Jonathan Powell, Mr Blair's chief of staff, made clear that it was Alastair Campbell and Mr Hoon who were pushing for action on the Kelly case over the crucial weekend of 5 and 6 July. Mr Campbell and the Defence Secretary wanted to make Dr Kelly give evidence to MPs, but Mr Blair held off until more evidence was gleaned from a second interview on Monday, 7 July.

Martin Howard, the deputy chief of Defence Intelligence, said Mr Blair had demanded a fresh interview of Dr Kelly by the MoD. The Prime Minister decided "it would be sensible to get into a bit more detail into the differences between what Dr Kelly had said and Andrew Gilligan had claimed [he said]".

Sir Kevin Tebbit, the permanent undersecretary at the MoD, said Mr Blair had, with his senior officials, pushed for the release of a press statement announcing that a civil servant had come forward. He said that Mr Blair was "following this very very closely".

Perhaps most tricky will be finding exactly what the Prime Minister knew about the changes to the September dossier on Iraq's weapons of mass destruction.

Mr Campbell is facing another examination over his own role in negotiations over the dossier with John Scarlett, the chairman of the Joint Intelligence Committee. Many other No 10 officials were clearly heavily involved in the dossier's production and Mr Blair will have to explain just what he knew and when. Jonathan Powell, a close aide to the Prime Minister, said he had warned on 17 September that it would be wrong for Mr Blair to claim in the Government's dossier that Iraq posed an "imminent threat" to the world.

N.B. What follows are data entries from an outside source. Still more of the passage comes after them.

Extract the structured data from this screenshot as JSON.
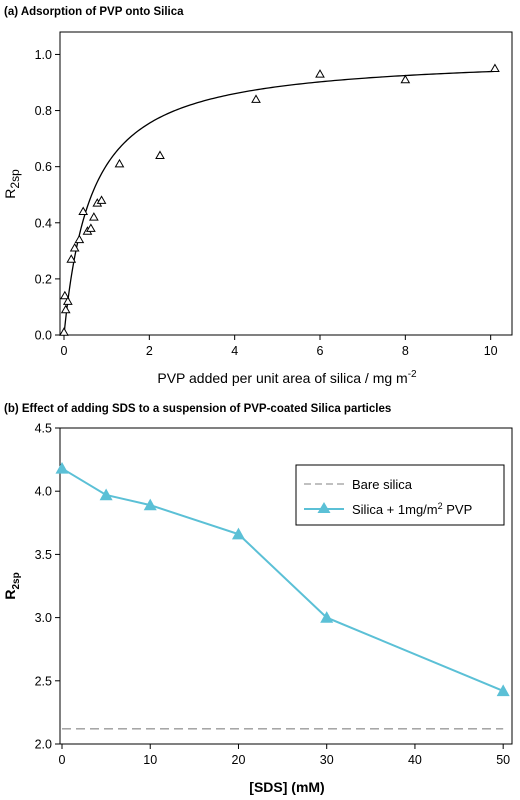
{
  "chart_data": [
    {
      "type": "scatter",
      "title": "(a) Adsorption of PVP onto Silica",
      "xlabel": "PVP added per unit area of silica / mg m",
      "xlabel_sup": "-2",
      "ylabel_main": "R",
      "ylabel_sub": "2sp",
      "xlim": [
        0,
        10.5
      ],
      "ylim": [
        0,
        1.08
      ],
      "x_ticks": [
        "0",
        "2",
        "4",
        "6",
        "8",
        "10"
      ],
      "y_ticks": [
        "0.0",
        "0.2",
        "0.4",
        "0.6",
        "0.8",
        "1.0"
      ],
      "grid": false,
      "marker": "open-triangle",
      "points": [
        {
          "x": 0.0,
          "y": 0.01
        },
        {
          "x": 0.04,
          "y": 0.09
        },
        {
          "x": 0.02,
          "y": 0.14
        },
        {
          "x": 0.09,
          "y": 0.12
        },
        {
          "x": 0.17,
          "y": 0.27
        },
        {
          "x": 0.25,
          "y": 0.31
        },
        {
          "x": 0.36,
          "y": 0.34
        },
        {
          "x": 0.45,
          "y": 0.44
        },
        {
          "x": 0.55,
          "y": 0.37
        },
        {
          "x": 0.63,
          "y": 0.38
        },
        {
          "x": 0.7,
          "y": 0.42
        },
        {
          "x": 0.78,
          "y": 0.47
        },
        {
          "x": 0.88,
          "y": 0.48
        },
        {
          "x": 1.3,
          "y": 0.61
        },
        {
          "x": 2.25,
          "y": 0.64
        },
        {
          "x": 4.5,
          "y": 0.84
        },
        {
          "x": 6.0,
          "y": 0.93
        },
        {
          "x": 8.0,
          "y": 0.91
        },
        {
          "x": 10.1,
          "y": 0.95
        }
      ],
      "fit_curve": {
        "form": "a*x/(b+x)",
        "a": 1.0,
        "b": 0.65
      }
    },
    {
      "type": "line",
      "title": "(b) Effect of adding SDS to a suspension of PVP-coated Silica particles",
      "xlabel": "[SDS] (mM)",
      "ylabel_main": "R",
      "ylabel_sub": "2sp",
      "xlim": [
        0,
        51
      ],
      "ylim": [
        2.0,
        4.5
      ],
      "x_ticks": [
        "0",
        "10",
        "20",
        "30",
        "40",
        "50"
      ],
      "y_ticks": [
        "2.0",
        "2.5",
        "3.0",
        "3.5",
        "4.0",
        "4.5"
      ],
      "grid": false,
      "legend_position": "top-right",
      "series": [
        {
          "name": "Bare silica",
          "style": "dashed",
          "color": "#9a9a9a",
          "x": [
            0,
            50
          ],
          "y": [
            2.12,
            2.12
          ]
        },
        {
          "name": "Silica + 1mg/m",
          "name_sup": "2",
          "name_suffix": " PVP",
          "style": "solid-triangle",
          "color": "#5bc0d6",
          "x": [
            0,
            5,
            10,
            20,
            30,
            50
          ],
          "y": [
            4.18,
            3.97,
            3.89,
            3.66,
            3.0,
            2.42
          ]
        }
      ]
    }
  ]
}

A week later, when Mr Blair presented the dossier to the Commons, he said Iraq's weapons of mass destruction programme was "up and running now" and posed a "current and serious threat".

Passengers on his British Airways Barbados flight said the Blairs travelled economy class, although their front-row cabin seats ensured they had more leg room than fellow travellers. Livingstone Prescott, a 51-year-old builder from Forest Gate, east London, who was on the flight, said the Blairs had mainly "kept themselves to themselves", with only one or two passengers trying to talk to them.

BLAIR'S IN-TRAY

Tuition fees: The Government's highly controversial plans to allow universities to charge students £3,000 in tuition fees will emerge in a bill in the Queen's Speech in November. With more than 140 Labour MPs having signed an early-day motion calling on ministers to abandon the idea, and the Tories and Liberal Democrats also opposing it, Mr Blair is facing the prospect of his first Commons defeat on a bill since he came to power.

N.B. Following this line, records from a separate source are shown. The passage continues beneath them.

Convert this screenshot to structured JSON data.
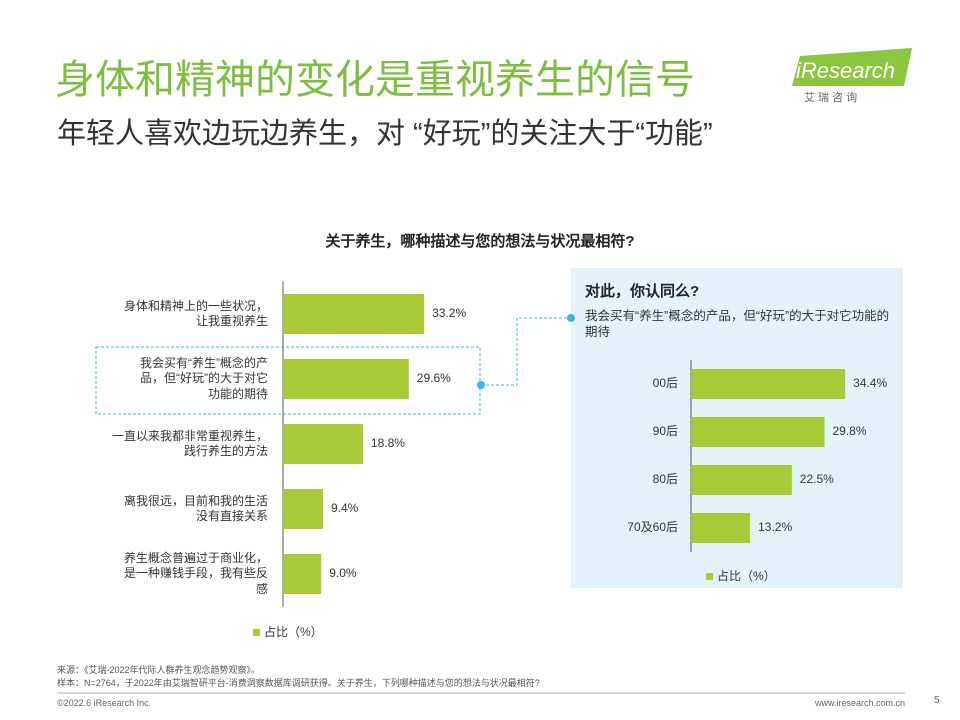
{
  "header": {
    "title": "身体和精神的变化是重视养生的信号",
    "subtitle": "年轻人喜欢边玩边养生，对 “好玩”的关注大于“功能”"
  },
  "logo": {
    "name": "iResearch",
    "tagline": "艾 瑞 咨 询"
  },
  "chart_data": [
    {
      "type": "bar",
      "orientation": "horizontal",
      "title": "关于养生，哪种描述与您的想法与状况最相符?",
      "categories": [
        "身体和精神上的一些状况，\n让我重视养生",
        "我会买有“养生”概念的产\n品，但“好玩”的大于对它\n功能的期待",
        "一直以来我都非常重视养生，\n践行养生的方法",
        "离我很远，目前和我的生活\n没有直接关系",
        "养生概念普遍过于商业化，\n是一种赚钱手段，我有些反\n感"
      ],
      "series": [
        {
          "name": "占比（%）",
          "color": "#a9c938",
          "values": [
            33.2,
            29.6,
            18.8,
            9.4,
            9.0
          ],
          "value_labels": [
            "33.2%",
            "29.6%",
            "18.8%",
            "9.4%",
            "9.0%"
          ]
        }
      ]
    },
    {
      "type": "bar",
      "orientation": "horizontal",
      "title": "对此，你认同么?",
      "subtitle": "我会买有“养生”概念的产品，但“好玩”的大于对它功能的期待",
      "categories": [
        "00后",
        "90后",
        "80后",
        "70及60后"
      ],
      "series": [
        {
          "name": "占比（%）",
          "color": "#a9c938",
          "values": [
            34.4,
            29.8,
            22.5,
            13.2
          ],
          "value_labels": [
            "34.4%",
            "29.8%",
            "22.5%",
            "13.2%"
          ]
        }
      ]
    }
  ],
  "footer": {
    "source": "来源：《艾瑞-2022年代际人群养生观念趋势观察》。",
    "sample": "样本：N=2764，于2022年由艾瑞智研平台-消费洞察数据库调研获得。关于养生，下列哪种描述与您的想法与状况最相符?",
    "copyright": "©2022.6 iResearch Inc.",
    "website": "www.iresearch.com.cn",
    "page": "5"
  }
}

Foundation Hospitals: Mr Blair endured his lowest majority when the Health and Social Care Bill scraped through its Report Stage in the Commons with a majority of just 35. The Bill will go to the Lords when Parliament returns for a brief session next month. If the Lords inserts wrecking amendments, ministers will face a tough decision as to whether to risk a Commons defeat at Third Reading.

TUC and Labour conferences: Union leaders have warned that they intend to marshal their forces. With a new breed of left-wing general secretaries, Mr Blair will be heavily criticised at the TUC, but he will be more worried about losing votes at the Labour conference.

Iraq: The Hutton Inquiry is important, but Mr Blair will perhaps be just as consumed by the problems in Iraq. He returns to a deepening security crisis in the country after the bombing of the UN headquarters in Baghdad which left 23 dead, including British UN official Fiona Watson. The US is calling for more troops from different countries to be sent in.